As I have developed a custom U-Net, I will now develop an Xception-style U-Net as per Keras's reference, which is a modern variant with depthwise separable convolutions and residuals. Here is my table of comparision between the two models.
| Feature | Custom U-Net | Xception-style U-Net |
|---|---|---|
| Encoder blocks | Conv2D → BatchNorm → ReLU ×2 | SeparableConv2D ×2 → MaxPooling2D + residual connections |
| Decoder blocks | Conv2DTranspose + skip concat + Conv2D ×2 | Conv2DTranspose ×2 → UpSampling2D + residual connections |
| Skip connections | Concatenation from encoder to decoder | Residual additive skip inside both encoder and decoder |
| Convolution type | Standard Conv2D | SeparableConv2D, which is efficient, used in Xception style and DeepLabV3+ |
| Output activation | from_logits=True, raw output, argmax or softmax later) |
from_logits=False, which uses softmax output layer directly |
| Output layer | Conv2D(num_classes, 1) |
Conv2D(num_classes, 3, activation="softmax") |
| Flexibility | Modular and extendable | More modern, efficient, and compact |
| Training stability | Simpler, easy to tune | Better performance on larger datasets or deeper networks due to residuals |
There are several key architectural differences
In terms of the Depthwise Separable Convolutions, the SeparableConv2D is used in my Xception-style model, which factorizes a regular convolution into depthwise conv (per channel) and pointwise conv (1×1 conv across channels). This will hep to reduce computation and number of parameters. However, there is a tradeoff to consider that it can experience slightly lower representational power but it can generalize better on small MRI datasets.
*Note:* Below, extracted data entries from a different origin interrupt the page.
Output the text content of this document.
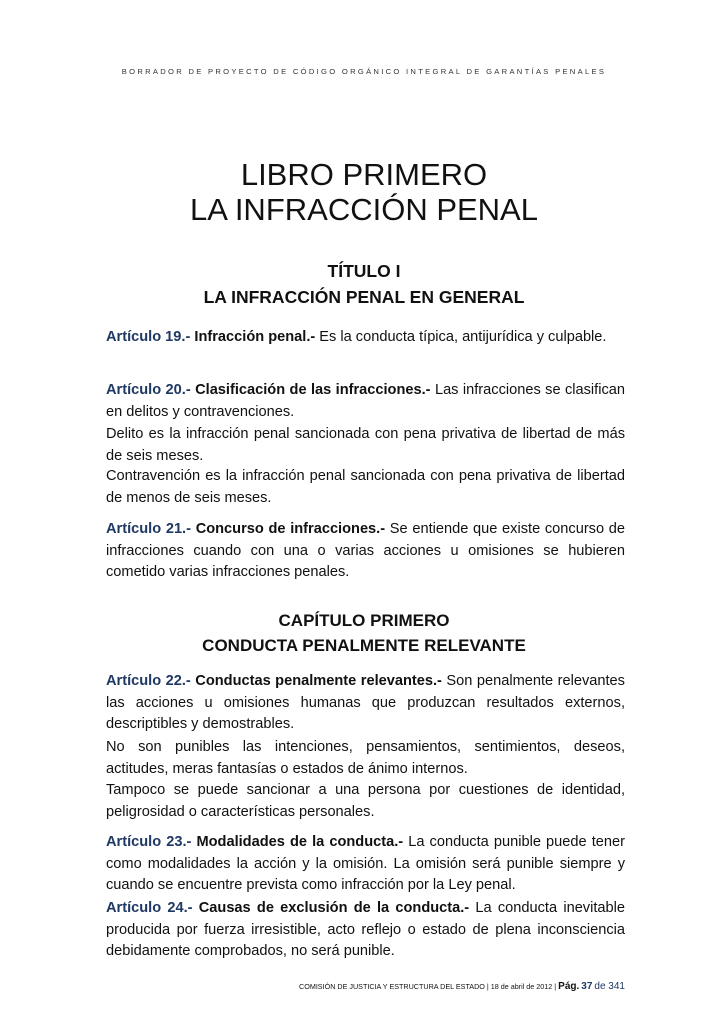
BORRADOR DE PROYECTO DE CÓDIGO ORGÁNICO INTEGRAL DE GARANTÍAS PENALES
LIBRO PRIMERO
LA INFRACCIÓN PENAL
TÍTULO I
LA INFRACCIÓN PENAL EN GENERAL

Artículo 19.- Infracción penal.- Es la conducta típica, antijurídica y culpable.

Artículo 20.- Clasificación de las infracciones.- Las infracciones se clasifican en delitos y contravenciones.

Delito es la infracción penal sancionada con pena privativa de libertad de más de seis meses.

Contravención es la infracción penal sancionada con pena privativa de libertad de menos de seis meses.

Artículo 21.- Concurso de infracciones.- Se entiende que existe concurso de infracciones cuando con una o varias acciones u omisiones se hubieren cometido varias infracciones penales.

CAPÍTULO PRIMERO
CONDUCTA PENALMENTE RELEVANTE

Artículo 22.- Conductas penalmente relevantes.- Son penalmente relevantes las acciones u omisiones humanas que produzcan resultados externos, descriptibles y demostrables.

No son punibles las intenciones, pensamientos, sentimientos, deseos, actitudes, meras fantasías o estados de ánimo internos.

Tampoco se puede sancionar a una persona por cuestiones de identidad, peligrosidad o características personales.

Artículo 23.- Modalidades de la conducta.- La conducta punible puede tener como modalidades la acción y la omisión. La omisión será punible siempre y cuando se encuentre prevista como infracción por la Ley penal.

Artículo 24.- Causas de exclusión de la conducta.- La conducta inevitable producida por fuerza irresistible, acto reflejo o estado de plena inconsciencia debidamente comprobados, no será punible.

COMISIÓN DE JUSTICIA Y ESTRUCTURA DEL ESTADO | 18 de abril de 2012 | Pág. 37 de 341
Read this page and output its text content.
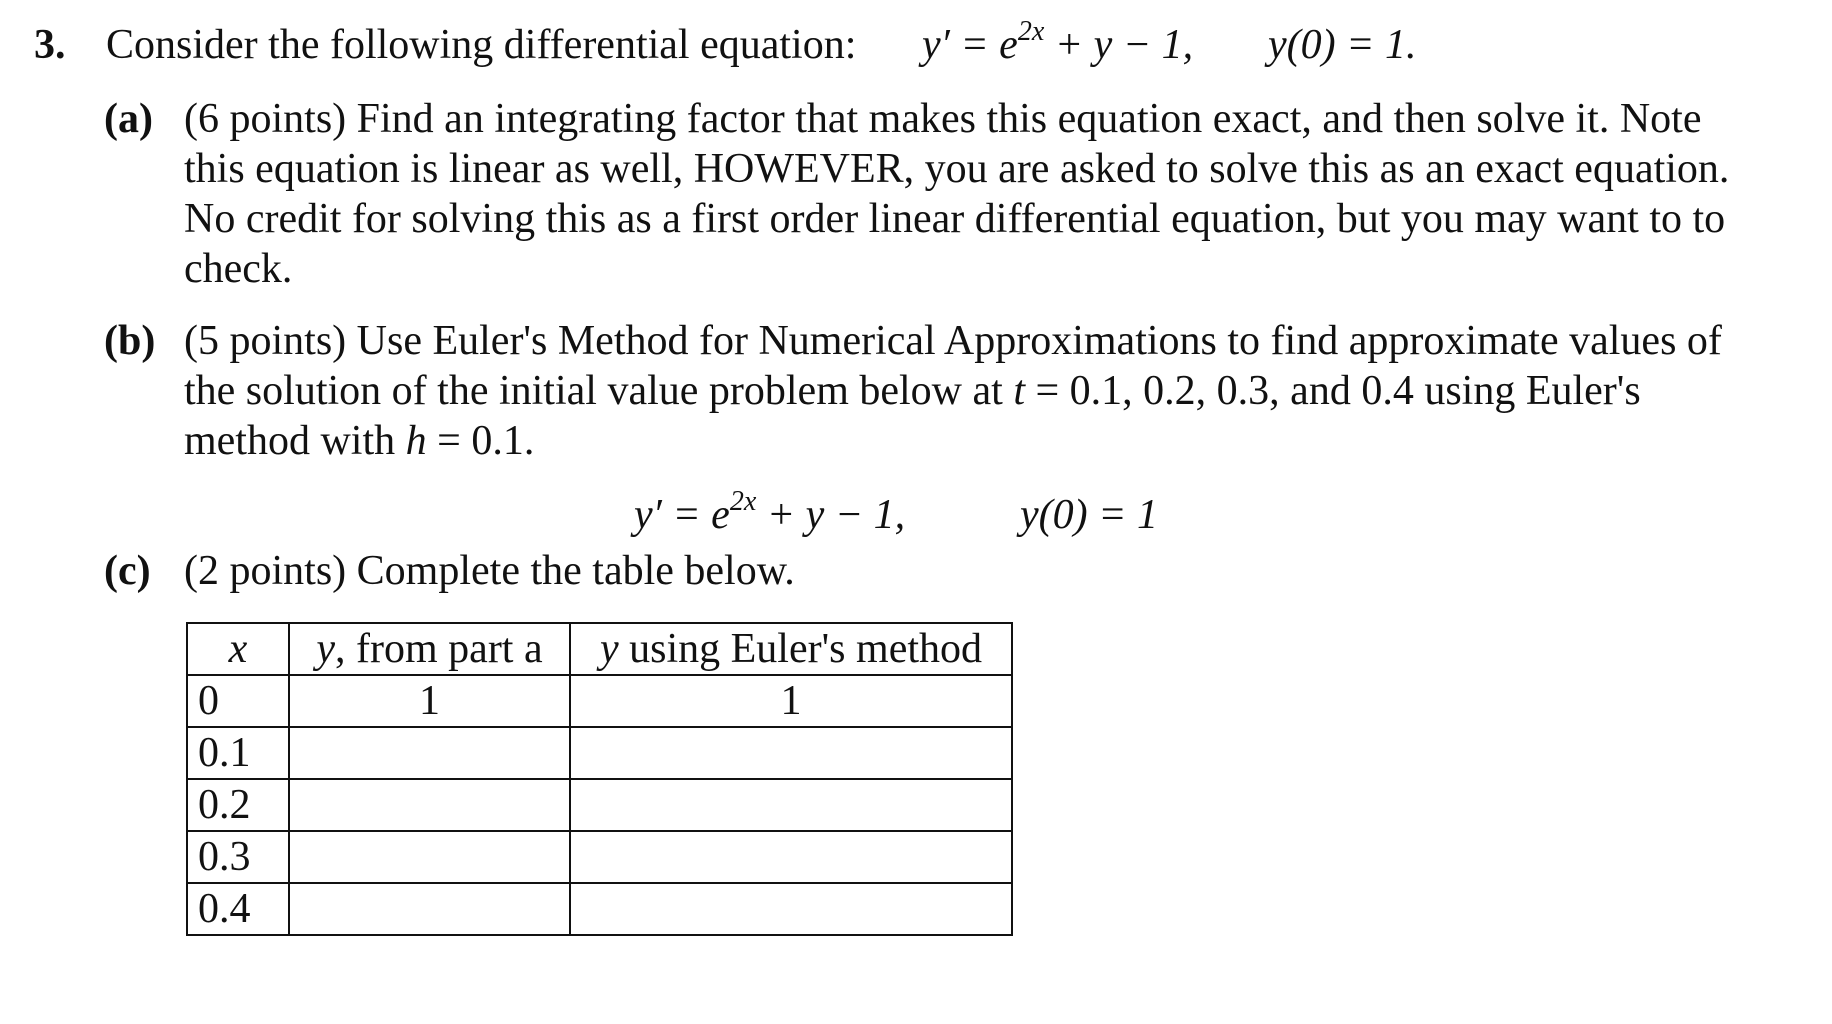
3. Consider the following differential equation: $y' = e^{2x} + y - 1$, y(0) = 1.
(a) (6 points) Find an integrating factor that makes this equation exact, and then solve it. Note
this equation is linear as well, HOWEVER, you are asked to solve this as an exact equation.
No credit for solving this as a first order linear differential equation, but you may want to to
check.
(b) (5 points) Use Euler's Method for Numerical Approximations to find approximate values of
the solution of the initial value problem below at t = 0.1, 0.2, 0.3, and 0.4 using Euler's
method with h = 0.1.
$y' = e^{2x} + y - 1$,	y(0) = 1
(c) (2 points) Complete the table below.
x	y, from part a	y using Euler's method
0	1	1
0.1		
0.2		
0.3		
0.4		
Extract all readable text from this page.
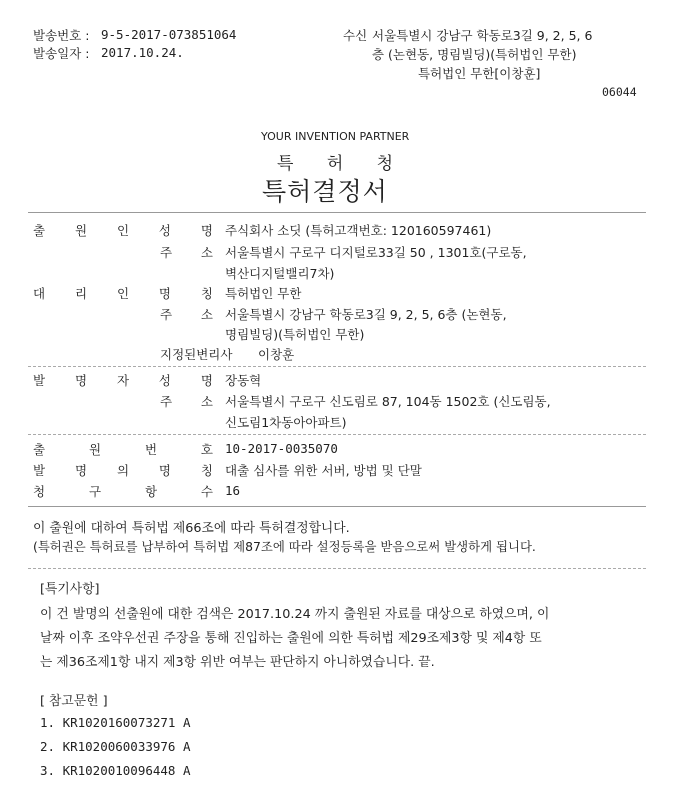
발송번호 : 9-5-2017-073851064
발송일자 : 2017.10.24.
수신 서울특별시 강남구 학동로3길 9, 2, 5, 6
층 (논현동, 명림빌딩)(특허법인 무한)
특허법인 무한[이창훈]
06044
YOUR INVENTION PARTNER
특 허 청
특허결정서
출 원 인 성 명 주식회사 소딧 (특허고객번호: 120160597461)
주 소 서울특별시 구로구 디지털로33길 50 , 1301호(구로동,
벽산디지털밸리7차)
대 리 인 명 칭 특허법인 무한
주 소 서울특별시 강남구 학동로3길 9, 2, 5, 6층 (논현동,
명림빌딩)(특허법인 무한)
지정된변리사 이창훈
발 명 자 성 명 장동혁
주 소 서울특별시 구로구 신도림로 87, 104동 1502호 (신도림동,
신도림1차동아아파트)
출	원	번	호 10-2017-0035070
발 명 의 명 칭 대출 심사를 위한 서버, 방법 및 단말
청	구	항	수 16
이 출원에 대하여 특허법 제66조에 따라 특허결정합니다.
(특허권은 특허료를 납부하여 특허법 제87조에 따라 설정등록을 받음으로써 발생하게 됩니다.
[특기사항]
이 건 발명의 선출원에 대한 검색은 2017.10.24 까지 출원된 자료를 대상으로 하였으며, 이
날짜 이후 조약우선권 주장을 통해 진입하는 출원에 의한 특허법 제29조제3항 및 제4항 또
는 제36조제1항 내지 제3항 위반 여부는 판단하지 아니하였습니다. 끝.
[ 참고문헌 ]
1. KR1020160073271 A
2. KR1020060033976 A
3. KR1020010096448 A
Regarding the Residual Connections, my Xception-style model adds skip connections, which are ResNet-style residuals, inside both encoder and decoder blocks:
residual = layers.Conv2D(filters, 1, strides=2, padding="same")(prev_activation)
x = layers.add([x, residual])These configurations prevents diminishing gradients in deep models and accelerates convergence. They can also empower learning of subtle features such as tumor boundaries, especially in case that the tumor boundaries are not clear. Meanwhile, my custom U-Net uses concatenation skip connections from encoder to decoder to preserve fine spatial detail. This behavior is also crucial for reconstruction of precise tumor masks.
Regarding the Decoder design, my custom U-Net has Conv2DTranspose → Concatenate so there is more spatial fusion from encoder for decoder while my Xception-style U-Net has Conv2DTranspose → UpSampling + additive residual so Decoder could gain benefits from a smaller number of paramers as it is deeper and perform more efficiently.
In terms of Output Layer and Loss, my custom U-Net doesn't have output activation (hence, raw logits) and from_logits in loss is True so I will haev to interpret outputs with either softmax or argmax manually. Meanwhile, my Xception-style U-Net has output activation as Softmax and from_logits in loss is False so it already had a built-in softmax to simplify the pipelines.
To sum up, the Custom U-Net would be more ideal when interpretability and flexibility are prioritized as I can debug layers and customize fusion more conveniently. As a tradeoff of advantages, Xception-stype U-Net would be better if I prioritize faster training, fewer parameters and better scaling as I prefer to build efficient real-time systems. Furthermore, if the model can overfit easily, the regularization via residuals and separables of the Xception-style can help to fight against overfitting.
Here is a detailed comparison table of the five segmentation models I have tested:
| Model | Val Accuracy | Train F1 | Val F1 | Train IoU | Val IoU | AUC (Val) | Notes |
|---------------------|--------------|----------|---------|-----------|---------|-----------|--------------------------------------------|
| DeepLabV3+ (2nd) | 99.72% | 0.9818 | 0.9776 | 0.9704 | 0.9578 | 0.9998 | Best overall metrics, stable validation |
| DeepLabV3+ (1st) | 99.65% | 0.9743 | 0.9724 | 0.9537 | 0.9474 | 0.9998 | Close 2nd, faster to train (10 epochs) |
| DeepLabV3+ (3rd) | 99.57% | 0.9715 | 0.9662 | 0.9585 | 0.9342 | 0.9997 | Solid, slightly less generalizable |
| Custom U-Net | 99.58% | 0.9708 | 0.9667 | (est. ~0.95)| ~0.93 | 0.9997 | Lightweight, good performance |
| Xception-style U-Net| 99.02% | 0.9400 | 0.9241 | (est. ~0.91)| ~0.89 | 0.9982 | Lower F1 and recall; needs improvement |A point to note here is that the IoU estimates for U-Nets are based on loss, accuracy, and visual inspection as metric wasn't directly generated in the model pipeline.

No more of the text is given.